Juan Enriquez on Patient Health Information
And once we can modify the genomic code for medical purposes, we can apply the same technologies to various other industries including chemicals, cosmetics, food, drinks, energy, insurance, IT and military applications. Bioinformatic skills will be required across major swaths of the global economy.
We get a sense of how this could occur by looking at the expansion of data in historic terms. A project at the University of California at Berkeley attempted to measure the impact of going digital on the volume of data being generated by humans. It estimated that in 1999, the total of all human knowledge, music, images and words amounted to about 12 exabytes.
About 1.5 of those exabytes were generated during 1999 alone.
Some have argued that the study overstates the speed with which data accumulates. But even if that were true, the volume of bytes is growing so quickly that it would take only a few more years to achieve the data volume predicted by the study. As the cost of computing drops to 1-trillionth of what it was in 1940, and as evermore powerful machines come to market, we could soon record everything we read, hear or see throughout a lifetime.
The massive expansion of databases is not word-driven. Storing and transmitting paragraphs, even books, is a relatively low-bandwidth affair. A small book can be stored in one diskette. Music represents a leap in storage and transmission requirements. You can see the impact with the rise of music swapping programs. Few colleges were prepared for Napster; by the time 1 million downloads had occurred nationally, some colleges had used up all their bandwidth.

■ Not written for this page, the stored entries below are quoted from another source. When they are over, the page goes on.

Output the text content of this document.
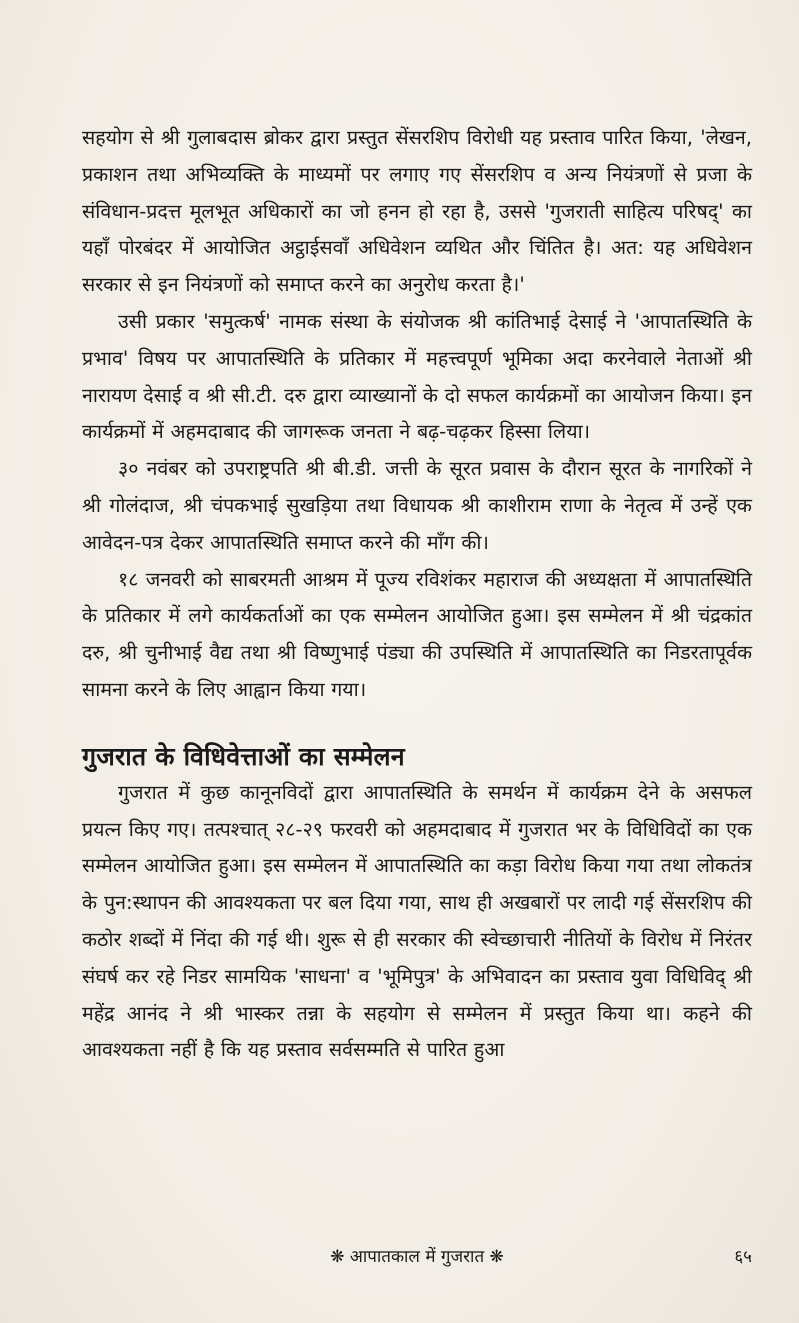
सहयोग से श्री गुलाबदास ब्रोकर द्वारा प्रस्तुत सेंसरशिप विरोधी यह प्रस्ताव पारित किया, 'लेखन, प्रकाशन तथा अभिव्यक्ति के माध्यमों पर लगाए गए सेंसरशिप व अन्य नियंत्रणों से प्रजा के संविधान-प्रदत्त मूलभूत अधिकारों का जो हनन हो रहा है, उससे 'गुजराती साहित्य परिषद्' का यहाँ पोरबंदर में आयोजित अट्ठाईसवाँ अधिवेशन व्यथित और चिंतित है। अत: यह अधिवेशन सरकार से इन नियंत्रणों को समाप्त करने का अनुरोध करता है।'

उसी प्रकार 'समुत्कर्ष' नामक संस्था के संयोजक श्री कांतिभाई देसाई ने 'आपातस्थिति के प्रभाव' विषय पर आपातस्थिति के प्रतिकार में महत्त्वपूर्ण भूमिका अदा करनेवाले नेताओं श्री नारायण देसाई व श्री सी.टी. दरु द्वारा व्याख्यानों के दो सफल कार्यक्रमों का आयोजन किया। इन कार्यक्रमों में अहमदाबाद की जागरूक जनता ने बढ़-चढ़कर हिस्सा लिया।

३० नवंबर को उपराष्ट्रपति श्री बी.डी. जत्ती के सूरत प्रवास के दौरान सूरत के नागरिकों ने श्री गोलंदाज, श्री चंपकभाई सुखड़िया तथा विधायक श्री काशीराम राणा के नेतृत्व में उन्हें एक आवेदन-पत्र देकर आपातस्थिति समाप्त करने की माँग की।

१८ जनवरी को साबरमती आश्रम में पूज्य रविशंकर महाराज की अध्यक्षता में आपातस्थिति के प्रतिकार में लगे कार्यकर्ताओं का एक सम्मेलन आयोजित हुआ। इस सम्मेलन में श्री चंद्रकांत दरु, श्री चुनीभाई वैद्य तथा श्री विष्णुभाई पंड्या की उपस्थिति में आपातस्थिति का निडरतापूर्वक सामना करने के लिए आह्वान किया गया।

गुजरात के विधिवेत्ताओं का सम्मेलन

गुजरात में कुछ कानूनविदों द्वारा आपातस्थिति के समर्थन में कार्यक्रम देने के असफल प्रयत्न किए गए। तत्पश्चात् २८-२९ फरवरी को अहमदाबाद में गुजरात भर के विधिविदों का एक सम्मेलन आयोजित हुआ। इस सम्मेलन में आपातस्थिति का कड़ा विरोध किया गया तथा लोकतंत्र के पुन:स्थापन की आवश्यकता पर बल दिया गया, साथ ही अखबारों पर लादी गई सेंसरशिप की कठोर शब्दों में निंदा की गई थी। शुरू से ही सरकार की स्वेच्छाचारी नीतियों के विरोध में निरंतर संघर्ष कर रहे निडर सामयिक 'साधना' व 'भूमिपुत्र' के अभिवादन का प्रस्ताव युवा विधिविद् श्री महेंद्र आनंद ने श्री भास्कर तन्ना के सहयोग से सम्मेलन में प्रस्तुत किया था। कहने की आवश्यकता नहीं है कि यह प्रस्ताव सर्वसम्मति से पारित हुआ

❋ आपातकाल में गुजरात ❋	६५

High-resolution photographs are another order of magnitude. They say a picture is worth a thousand words. Actually a 4MB picture can be worth 400,000 words.
This is a significant change in terms of data flow. To put this new data volume in context, according to the Berkeley study, in 1999, the upper estimate of books being digitized annually was 8 terabytes, periodicals 12 terabytes, newspapers 25 terabytes, and all office documents 195 terabytes. This is trivial compared to the upper estimate of photographs; if digitized, the 80 billion photographs taken in 2000 would require about 400 petabytes of storage space. That is around 1,700 times the storage required for all text generated during the same period.
The life sciences will top that. Until very recently, there was little need to digitize and manage a lot of bits per patient. High-density, data-intensive applications, such as X-ray images, were printed rather than digitized. Unlike Sarah, patients had to seek and then carry the images physically from place to place.